From 2020 to the end of last year, San Francisco saw an increase of 14% to its real GDP, which is a measure of the total value of goods and services produced in a specific region, adjusted for inflation. Between those two years the county saw its GDP increase from $175.9 billion to $200.5 billion 

That was the largest upswing measured by the Bureau of Economic Analysis among counties with populations greater than 500,000. The agency said the leading contributor to San Francisco’s growth was the finance and insurance industry, which benefited from the booming stock market. 

California as a whole saw its GDP rise by 7.8% over the same period. San Francisco's economic growth between 2020 and 2021 ranked as first among all counties in the state, outstripping fellow Bay Area counties like Santa Clara (13.3%), San Mateo (12.9%) and Alameda (6.5%) 

San Francisco saw a small decrease in its GDP due to the pandemic, experiencing a 0.2% drop in its economic output between 2019 and 2020 from $176.2 billion to $175.9 billion. But the economy came roaring back in 2021, with San Francisco's $200.5 billion GDP ranking as the fifth highest in the state behind Los Angeles, Santa Clara, Orange and San Diego counties. 

The Financial District in San Francisco on Thursday, Nov. 17, 2022. | Camille Cohen/The Standard

The Bay Area as a whole benefited from the large economic shifts that were kicked off by the pandemic, which shifted commerce, communication and corporate activity online. 

But this boost has crashed back down to earth in 2022, amid a pullback in venture capital investments, a cooldown in the stock market and higher interest rates put in place to combat inflation.

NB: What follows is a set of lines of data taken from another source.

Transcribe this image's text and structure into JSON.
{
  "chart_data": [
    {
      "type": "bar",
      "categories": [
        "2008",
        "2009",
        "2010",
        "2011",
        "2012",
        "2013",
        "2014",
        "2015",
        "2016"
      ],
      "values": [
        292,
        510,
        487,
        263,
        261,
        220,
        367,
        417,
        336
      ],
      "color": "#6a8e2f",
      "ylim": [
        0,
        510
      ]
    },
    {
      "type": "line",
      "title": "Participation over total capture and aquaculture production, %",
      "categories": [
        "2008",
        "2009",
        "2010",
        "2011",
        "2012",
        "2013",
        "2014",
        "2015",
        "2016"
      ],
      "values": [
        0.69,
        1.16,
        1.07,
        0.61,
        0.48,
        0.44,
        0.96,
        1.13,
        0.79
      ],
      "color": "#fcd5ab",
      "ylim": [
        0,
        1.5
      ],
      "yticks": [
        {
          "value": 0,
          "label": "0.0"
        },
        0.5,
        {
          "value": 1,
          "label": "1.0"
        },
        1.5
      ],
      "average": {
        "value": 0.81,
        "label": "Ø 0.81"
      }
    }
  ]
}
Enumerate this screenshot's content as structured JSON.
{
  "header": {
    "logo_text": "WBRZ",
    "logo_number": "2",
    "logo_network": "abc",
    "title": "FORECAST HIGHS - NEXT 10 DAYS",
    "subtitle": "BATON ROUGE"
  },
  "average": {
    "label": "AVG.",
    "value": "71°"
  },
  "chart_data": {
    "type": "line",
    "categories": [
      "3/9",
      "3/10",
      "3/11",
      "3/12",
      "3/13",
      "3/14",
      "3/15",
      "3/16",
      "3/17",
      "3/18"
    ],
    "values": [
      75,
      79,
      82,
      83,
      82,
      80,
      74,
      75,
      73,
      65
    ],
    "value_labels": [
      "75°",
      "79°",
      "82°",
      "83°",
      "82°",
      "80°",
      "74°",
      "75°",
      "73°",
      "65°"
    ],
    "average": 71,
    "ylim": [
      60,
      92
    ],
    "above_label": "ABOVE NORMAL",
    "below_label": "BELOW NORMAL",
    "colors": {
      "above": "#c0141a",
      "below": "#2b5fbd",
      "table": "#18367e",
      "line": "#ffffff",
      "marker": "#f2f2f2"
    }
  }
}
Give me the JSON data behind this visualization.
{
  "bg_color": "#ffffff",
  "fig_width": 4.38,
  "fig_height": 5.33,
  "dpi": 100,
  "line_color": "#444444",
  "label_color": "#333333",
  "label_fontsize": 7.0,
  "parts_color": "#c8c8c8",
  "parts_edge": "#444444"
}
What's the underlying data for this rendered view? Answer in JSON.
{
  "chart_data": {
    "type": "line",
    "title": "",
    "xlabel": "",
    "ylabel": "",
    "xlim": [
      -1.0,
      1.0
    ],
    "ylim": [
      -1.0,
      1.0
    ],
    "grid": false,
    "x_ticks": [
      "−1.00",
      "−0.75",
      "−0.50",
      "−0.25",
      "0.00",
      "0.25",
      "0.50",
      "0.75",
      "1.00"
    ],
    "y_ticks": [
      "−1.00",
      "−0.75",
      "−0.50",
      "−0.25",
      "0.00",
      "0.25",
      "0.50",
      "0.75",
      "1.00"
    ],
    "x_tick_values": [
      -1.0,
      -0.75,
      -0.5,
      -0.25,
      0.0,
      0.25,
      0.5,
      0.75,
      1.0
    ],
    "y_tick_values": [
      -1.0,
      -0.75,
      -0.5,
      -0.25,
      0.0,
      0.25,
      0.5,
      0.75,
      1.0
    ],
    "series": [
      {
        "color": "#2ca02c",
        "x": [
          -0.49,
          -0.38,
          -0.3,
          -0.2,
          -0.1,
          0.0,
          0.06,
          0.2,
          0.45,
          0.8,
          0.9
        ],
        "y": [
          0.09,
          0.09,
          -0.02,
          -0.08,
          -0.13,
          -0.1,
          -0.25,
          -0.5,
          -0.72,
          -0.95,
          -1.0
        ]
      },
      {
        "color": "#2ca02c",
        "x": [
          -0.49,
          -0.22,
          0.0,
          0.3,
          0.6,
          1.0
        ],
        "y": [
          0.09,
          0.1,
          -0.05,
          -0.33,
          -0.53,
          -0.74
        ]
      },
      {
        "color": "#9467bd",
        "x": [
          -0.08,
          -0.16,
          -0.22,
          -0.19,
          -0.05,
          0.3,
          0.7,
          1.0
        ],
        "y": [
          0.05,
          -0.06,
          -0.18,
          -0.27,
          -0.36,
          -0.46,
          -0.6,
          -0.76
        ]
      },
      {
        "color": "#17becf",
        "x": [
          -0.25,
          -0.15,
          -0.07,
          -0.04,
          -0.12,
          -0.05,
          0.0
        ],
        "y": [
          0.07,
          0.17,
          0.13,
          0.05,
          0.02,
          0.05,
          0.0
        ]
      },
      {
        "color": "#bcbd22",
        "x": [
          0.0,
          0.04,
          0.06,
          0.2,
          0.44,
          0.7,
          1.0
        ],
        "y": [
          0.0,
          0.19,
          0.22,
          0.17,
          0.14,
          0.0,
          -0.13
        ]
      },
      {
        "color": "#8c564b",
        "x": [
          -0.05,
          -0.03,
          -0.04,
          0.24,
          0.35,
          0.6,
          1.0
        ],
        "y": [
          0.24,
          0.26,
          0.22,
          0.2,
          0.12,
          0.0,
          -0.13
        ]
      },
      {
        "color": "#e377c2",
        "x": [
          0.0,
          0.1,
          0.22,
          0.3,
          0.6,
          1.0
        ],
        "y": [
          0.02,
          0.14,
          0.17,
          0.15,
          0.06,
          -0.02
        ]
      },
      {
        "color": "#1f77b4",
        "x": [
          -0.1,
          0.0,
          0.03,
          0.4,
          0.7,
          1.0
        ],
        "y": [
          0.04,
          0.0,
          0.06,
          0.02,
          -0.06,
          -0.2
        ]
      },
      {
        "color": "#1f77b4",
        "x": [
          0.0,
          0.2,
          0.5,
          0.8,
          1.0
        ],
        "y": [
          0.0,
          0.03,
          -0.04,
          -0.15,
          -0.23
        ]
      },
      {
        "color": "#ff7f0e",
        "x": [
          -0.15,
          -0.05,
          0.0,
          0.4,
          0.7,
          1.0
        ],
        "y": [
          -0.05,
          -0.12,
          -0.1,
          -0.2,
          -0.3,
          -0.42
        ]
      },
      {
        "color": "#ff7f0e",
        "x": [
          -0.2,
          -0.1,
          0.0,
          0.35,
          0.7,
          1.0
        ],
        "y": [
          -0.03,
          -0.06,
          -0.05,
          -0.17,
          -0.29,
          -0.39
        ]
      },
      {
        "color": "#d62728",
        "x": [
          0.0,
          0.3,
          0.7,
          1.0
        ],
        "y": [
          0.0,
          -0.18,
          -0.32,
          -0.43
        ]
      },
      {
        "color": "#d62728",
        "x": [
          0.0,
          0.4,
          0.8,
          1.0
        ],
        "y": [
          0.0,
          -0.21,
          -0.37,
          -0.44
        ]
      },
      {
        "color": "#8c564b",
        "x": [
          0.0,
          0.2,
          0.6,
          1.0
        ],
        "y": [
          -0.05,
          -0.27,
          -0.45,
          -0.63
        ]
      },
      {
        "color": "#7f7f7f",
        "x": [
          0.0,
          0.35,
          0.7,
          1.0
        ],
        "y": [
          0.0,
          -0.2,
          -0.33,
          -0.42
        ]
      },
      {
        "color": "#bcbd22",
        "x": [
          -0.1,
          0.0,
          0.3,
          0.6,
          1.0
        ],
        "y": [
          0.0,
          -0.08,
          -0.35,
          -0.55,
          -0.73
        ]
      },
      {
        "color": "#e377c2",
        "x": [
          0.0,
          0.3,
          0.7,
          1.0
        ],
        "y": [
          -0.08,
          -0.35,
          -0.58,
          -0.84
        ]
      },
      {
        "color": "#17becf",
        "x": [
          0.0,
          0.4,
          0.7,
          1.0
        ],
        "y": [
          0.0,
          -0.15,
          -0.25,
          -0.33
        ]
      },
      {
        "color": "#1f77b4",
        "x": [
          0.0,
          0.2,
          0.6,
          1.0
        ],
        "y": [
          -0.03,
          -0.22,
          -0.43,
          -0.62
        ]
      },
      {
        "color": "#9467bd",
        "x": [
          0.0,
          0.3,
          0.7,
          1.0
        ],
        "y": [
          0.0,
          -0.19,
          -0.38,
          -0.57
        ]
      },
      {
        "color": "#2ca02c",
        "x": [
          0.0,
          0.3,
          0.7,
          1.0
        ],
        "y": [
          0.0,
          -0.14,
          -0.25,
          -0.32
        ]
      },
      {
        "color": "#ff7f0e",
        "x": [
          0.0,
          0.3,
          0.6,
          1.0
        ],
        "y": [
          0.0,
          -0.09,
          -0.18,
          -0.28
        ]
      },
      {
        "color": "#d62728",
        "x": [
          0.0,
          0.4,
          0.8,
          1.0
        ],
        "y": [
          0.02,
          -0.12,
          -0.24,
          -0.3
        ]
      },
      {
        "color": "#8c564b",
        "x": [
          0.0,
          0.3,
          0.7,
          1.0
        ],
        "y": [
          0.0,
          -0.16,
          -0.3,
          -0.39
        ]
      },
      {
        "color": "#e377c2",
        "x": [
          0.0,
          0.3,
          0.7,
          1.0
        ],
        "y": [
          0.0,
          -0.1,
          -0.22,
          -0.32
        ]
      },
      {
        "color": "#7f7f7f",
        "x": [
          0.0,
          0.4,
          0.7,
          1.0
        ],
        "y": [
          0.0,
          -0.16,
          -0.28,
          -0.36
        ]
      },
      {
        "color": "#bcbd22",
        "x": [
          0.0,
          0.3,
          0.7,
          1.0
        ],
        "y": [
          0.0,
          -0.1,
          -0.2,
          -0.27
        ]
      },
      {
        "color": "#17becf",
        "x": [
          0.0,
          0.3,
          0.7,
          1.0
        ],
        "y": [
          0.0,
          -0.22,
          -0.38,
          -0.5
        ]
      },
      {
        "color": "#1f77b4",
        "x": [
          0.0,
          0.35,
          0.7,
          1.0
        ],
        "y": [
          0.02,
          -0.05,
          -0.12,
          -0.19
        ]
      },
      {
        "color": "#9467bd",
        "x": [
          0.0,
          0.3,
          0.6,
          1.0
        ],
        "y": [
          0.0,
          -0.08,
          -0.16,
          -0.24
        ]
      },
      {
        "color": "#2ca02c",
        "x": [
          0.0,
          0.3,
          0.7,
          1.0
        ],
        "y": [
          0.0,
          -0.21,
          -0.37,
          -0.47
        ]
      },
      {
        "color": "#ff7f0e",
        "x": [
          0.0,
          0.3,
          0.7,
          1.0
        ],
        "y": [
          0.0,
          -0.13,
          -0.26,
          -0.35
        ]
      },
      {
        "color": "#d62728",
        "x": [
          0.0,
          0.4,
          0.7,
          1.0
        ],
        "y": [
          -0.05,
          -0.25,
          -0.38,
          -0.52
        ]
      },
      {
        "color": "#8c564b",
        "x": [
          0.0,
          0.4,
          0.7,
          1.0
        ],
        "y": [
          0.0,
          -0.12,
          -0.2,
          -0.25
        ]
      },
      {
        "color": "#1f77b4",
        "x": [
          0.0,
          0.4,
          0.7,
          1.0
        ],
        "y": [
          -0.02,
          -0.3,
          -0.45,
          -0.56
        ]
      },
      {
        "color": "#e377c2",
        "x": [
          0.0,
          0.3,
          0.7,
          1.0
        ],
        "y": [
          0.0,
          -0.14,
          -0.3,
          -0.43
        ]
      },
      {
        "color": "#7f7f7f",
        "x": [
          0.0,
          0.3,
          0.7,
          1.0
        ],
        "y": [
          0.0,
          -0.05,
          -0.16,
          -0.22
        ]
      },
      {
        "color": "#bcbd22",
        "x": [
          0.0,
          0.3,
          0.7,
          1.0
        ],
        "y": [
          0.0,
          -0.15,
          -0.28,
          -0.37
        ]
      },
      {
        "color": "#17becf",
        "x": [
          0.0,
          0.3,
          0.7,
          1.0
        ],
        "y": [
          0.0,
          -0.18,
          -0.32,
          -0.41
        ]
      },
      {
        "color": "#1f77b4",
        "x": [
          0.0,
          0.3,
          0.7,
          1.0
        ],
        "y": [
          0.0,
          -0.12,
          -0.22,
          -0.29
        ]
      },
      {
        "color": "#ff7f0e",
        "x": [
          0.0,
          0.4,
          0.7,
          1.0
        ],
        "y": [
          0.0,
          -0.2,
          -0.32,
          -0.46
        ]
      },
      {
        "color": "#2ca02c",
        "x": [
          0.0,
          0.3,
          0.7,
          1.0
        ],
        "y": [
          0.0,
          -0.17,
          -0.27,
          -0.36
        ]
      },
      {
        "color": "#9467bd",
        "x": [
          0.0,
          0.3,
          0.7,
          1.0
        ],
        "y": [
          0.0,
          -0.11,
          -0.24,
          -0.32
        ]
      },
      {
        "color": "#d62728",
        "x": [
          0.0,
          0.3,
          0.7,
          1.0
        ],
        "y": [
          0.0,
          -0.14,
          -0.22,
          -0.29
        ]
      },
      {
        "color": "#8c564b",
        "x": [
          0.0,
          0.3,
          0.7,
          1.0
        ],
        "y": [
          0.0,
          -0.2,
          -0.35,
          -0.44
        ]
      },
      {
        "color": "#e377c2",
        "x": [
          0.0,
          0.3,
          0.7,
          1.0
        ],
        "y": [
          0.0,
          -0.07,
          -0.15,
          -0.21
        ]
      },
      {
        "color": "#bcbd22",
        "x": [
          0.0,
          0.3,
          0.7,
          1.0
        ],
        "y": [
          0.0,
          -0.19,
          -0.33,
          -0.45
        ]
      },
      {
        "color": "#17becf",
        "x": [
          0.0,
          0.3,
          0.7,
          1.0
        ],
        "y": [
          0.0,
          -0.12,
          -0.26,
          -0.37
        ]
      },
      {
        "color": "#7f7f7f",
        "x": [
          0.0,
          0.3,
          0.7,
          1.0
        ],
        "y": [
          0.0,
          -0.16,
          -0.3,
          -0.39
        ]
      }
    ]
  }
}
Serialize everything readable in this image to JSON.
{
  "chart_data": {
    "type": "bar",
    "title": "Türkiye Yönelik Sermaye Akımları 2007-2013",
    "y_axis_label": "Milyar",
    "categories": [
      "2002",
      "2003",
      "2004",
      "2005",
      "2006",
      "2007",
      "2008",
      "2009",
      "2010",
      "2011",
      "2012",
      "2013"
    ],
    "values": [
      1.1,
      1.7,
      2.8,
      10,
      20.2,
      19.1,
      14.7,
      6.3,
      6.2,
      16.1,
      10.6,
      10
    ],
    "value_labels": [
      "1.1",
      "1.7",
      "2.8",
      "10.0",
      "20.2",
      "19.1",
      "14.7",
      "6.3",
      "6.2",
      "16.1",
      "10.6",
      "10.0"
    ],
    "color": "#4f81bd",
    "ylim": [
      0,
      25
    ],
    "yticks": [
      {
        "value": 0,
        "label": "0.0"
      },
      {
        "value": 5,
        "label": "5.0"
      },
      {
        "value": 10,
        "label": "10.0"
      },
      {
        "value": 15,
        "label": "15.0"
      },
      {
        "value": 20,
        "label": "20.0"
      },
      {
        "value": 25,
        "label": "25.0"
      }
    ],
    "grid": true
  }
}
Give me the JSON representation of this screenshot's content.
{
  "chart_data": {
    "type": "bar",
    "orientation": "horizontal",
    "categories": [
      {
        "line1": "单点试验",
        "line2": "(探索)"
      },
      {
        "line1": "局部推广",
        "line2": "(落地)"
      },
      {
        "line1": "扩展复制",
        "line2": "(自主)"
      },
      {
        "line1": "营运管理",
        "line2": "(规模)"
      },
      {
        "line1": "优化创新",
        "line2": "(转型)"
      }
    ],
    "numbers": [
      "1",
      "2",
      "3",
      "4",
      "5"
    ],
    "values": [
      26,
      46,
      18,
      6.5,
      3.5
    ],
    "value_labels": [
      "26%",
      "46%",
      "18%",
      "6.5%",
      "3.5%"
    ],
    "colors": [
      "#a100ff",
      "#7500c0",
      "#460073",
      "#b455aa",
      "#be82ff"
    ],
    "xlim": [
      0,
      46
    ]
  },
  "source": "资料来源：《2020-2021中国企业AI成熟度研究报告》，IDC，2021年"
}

Now, with many experts projecting a recession in 2023, and Downtown SF’s economic struggles proving itself a hot topic nationally, it’s yet to be seen how resilient the local economy can be in a challenging environment.

“Unfortunately, the tech sector is the wind beneath the wings of the Bay Area economy, and that breeze does appear to be dying down,” said Charles Dougherty, a senior economist at Wells Fargo.